The concert opened with Antonio Vivaldi’s overture to the opera Il Giustino, a witchy mix of dark hauntings and eerie flame. At the close of the first half, Vivaldi's Violin Concerto in E Minor was a splendid vehicle for Wong’s flair, with her crisp upbow staccatos, lots of expressive slides, and a wild snippet of a cadenza at the end.

Sandwiched between Vivaldi’s pieces was music by Germans who became famous for works in the fiery Italian style — George Frideric Handel, who in his 20s honed his craft in Rome; the prolific and always surprising Georg Philipp Telemann; and the musically innovative Johann Friedrich Fasch, who was a candidate for the post that J.S. Bach ultimately received as cantor of the Thomaskirche in Leipzig.

Twelfth Night broke with conventional concert expectations by interrupting their Telemann sonata with Berry’s performance of an aria, made all the more surprising by her entry to the stage from a seat in the front row. Singing Handel’s “Se vago rio” (If a lovely stream) from his cantata Aminta e Fillide, Berry’s rich, plangent soprano echoed the harmonic and emotional tensions of the surrounding minor-key instrumental pieces.

The group’s full performance of Aminta e Fillide had to be canceled because of a vocalist’s illness. I hope in the future to hear Twelfth Night dig into this powerful work.

The second half began with Handel's Armida abbandonata, a three-aria cantata in the voice of the sorceress Armida, a character in Torquato Tasso’s 16th-century epic poem Jerusalem Delivered. Her dangerous magic bewitches the crusader Rinaldo until he wises up and leaves her. Berry gave it a fittingly powerful performance. With her strong high register and nimble delivery of the many rapid melismas (extended vocal runs on a single syllable), she brought an energy that fit well with the passionate playing of her instrumental colleagues. An expanded repertoire of theatrical gesture would have given her characterization even more dramatic range.

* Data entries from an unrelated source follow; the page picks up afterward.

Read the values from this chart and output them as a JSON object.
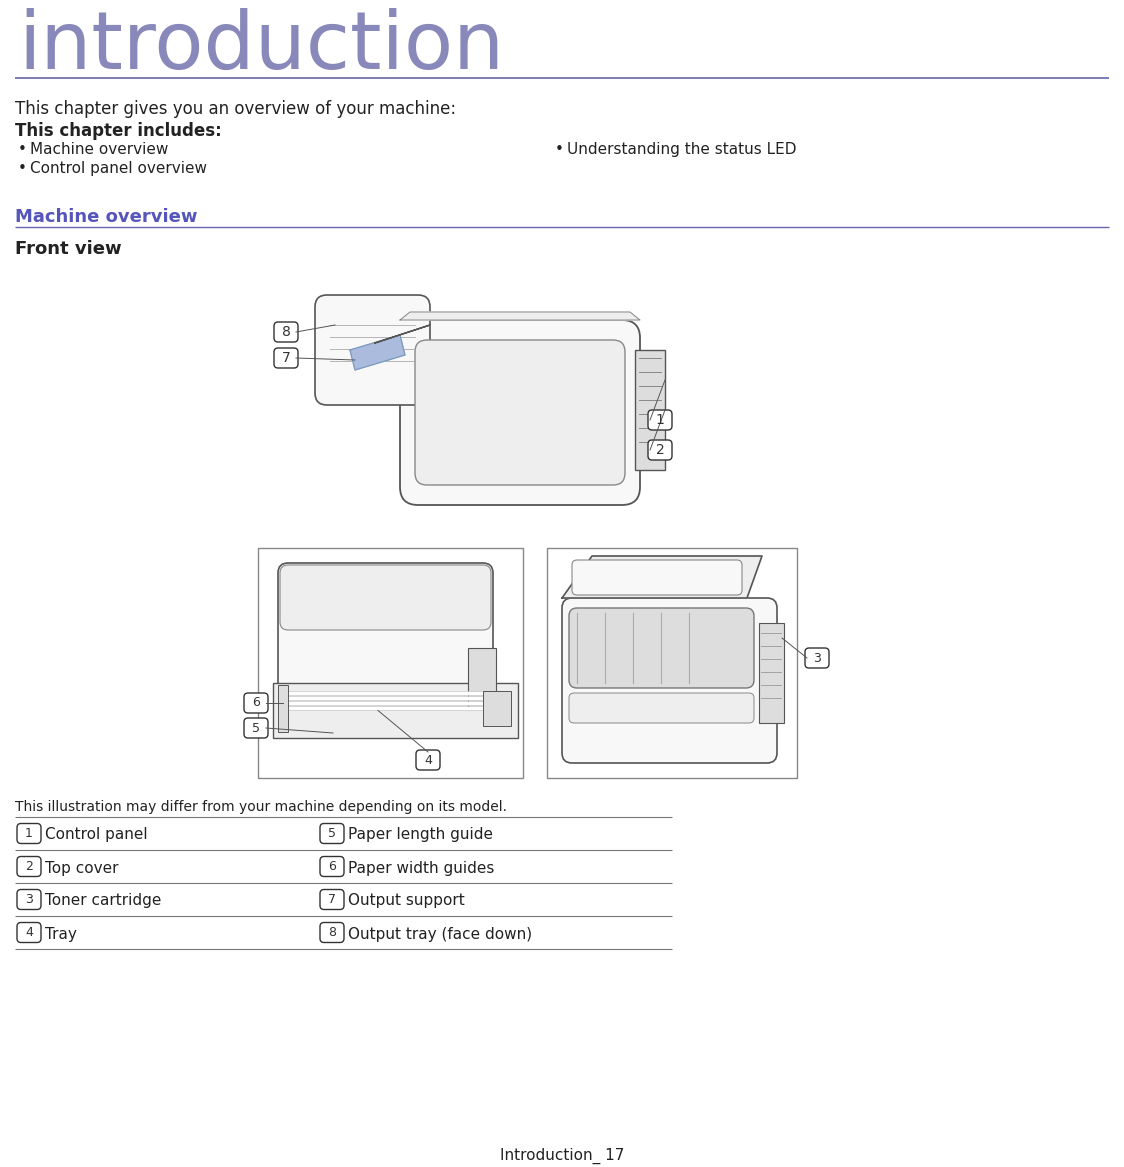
{
  "title": "introduction",
  "title_color": "#8888bb",
  "title_fontsize": 58,
  "separator_color": "#6666aa",
  "body_text_color": "#222222",
  "intro_text": "This chapter gives you an overview of your machine:",
  "intro_fontsize": 12,
  "chapter_includes_label": "This chapter includes:",
  "bullet_items_left": [
    "Machine overview",
    "Control panel overview"
  ],
  "bullet_items_right": [
    "Understanding the status LED"
  ],
  "section_heading": "Machine overview",
  "section_heading_color": "#5555bb",
  "section_heading_fontsize": 13,
  "subsection_heading": "Front view",
  "subsection_fontsize": 13,
  "caption_text": "This illustration may differ from your machine depending on its model.",
  "caption_fontsize": 10,
  "table_items_left": [
    {
      "num": "1",
      "label": "Control panel"
    },
    {
      "num": "2",
      "label": "Top cover"
    },
    {
      "num": "3",
      "label": "Toner cartridge"
    },
    {
      "num": "4",
      "label": "Tray"
    }
  ],
  "table_items_right": [
    {
      "num": "5",
      "label": "Paper length guide"
    },
    {
      "num": "6",
      "label": "Paper width guides"
    },
    {
      "num": "7",
      "label": "Output support"
    },
    {
      "num": "8",
      "label": "Output tray (face down)"
    }
  ],
  "footer_text": "Introduction_ 17",
  "footer_fontsize": 11,
  "bg_color": "#ffffff",
  "label_fontsize": 11,
  "bullet_fontsize": 11,
  "printer_line_color": "#555555",
  "printer_fill_light": "#f8f8f8",
  "printer_fill_mid": "#eeeeee",
  "printer_fill_dark": "#dddddd",
  "badge_color": "#333333"
}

Twelfth Night performs with evident intentionality, pumping energy into almost every musical phrase. In each moment, the intensity was thrilling, but over the course of the two-hour concert it became a bit too much. In that light, the quiet Siciliana that ended Armida abbandonata with its graceful dance rhythm was a welcome respite from the concert’s prevailing mood of fast and furious.

The concert ended with a compelling concerto by the Neapolitan composer Francesco Durante, which morphed without pause into a brilliant aria, “Al dispetto di sorte crudele” (Despite my cruel fate), from Handel’s Aminta.

The group’s encore was a song by Domenico Mazzocchi, written a century before the rest of the program’s selections. I would love to hear this ensemble perform more of that mid-17th-century repertoire, music that is as free-flowing and exuberant as its bold musicians.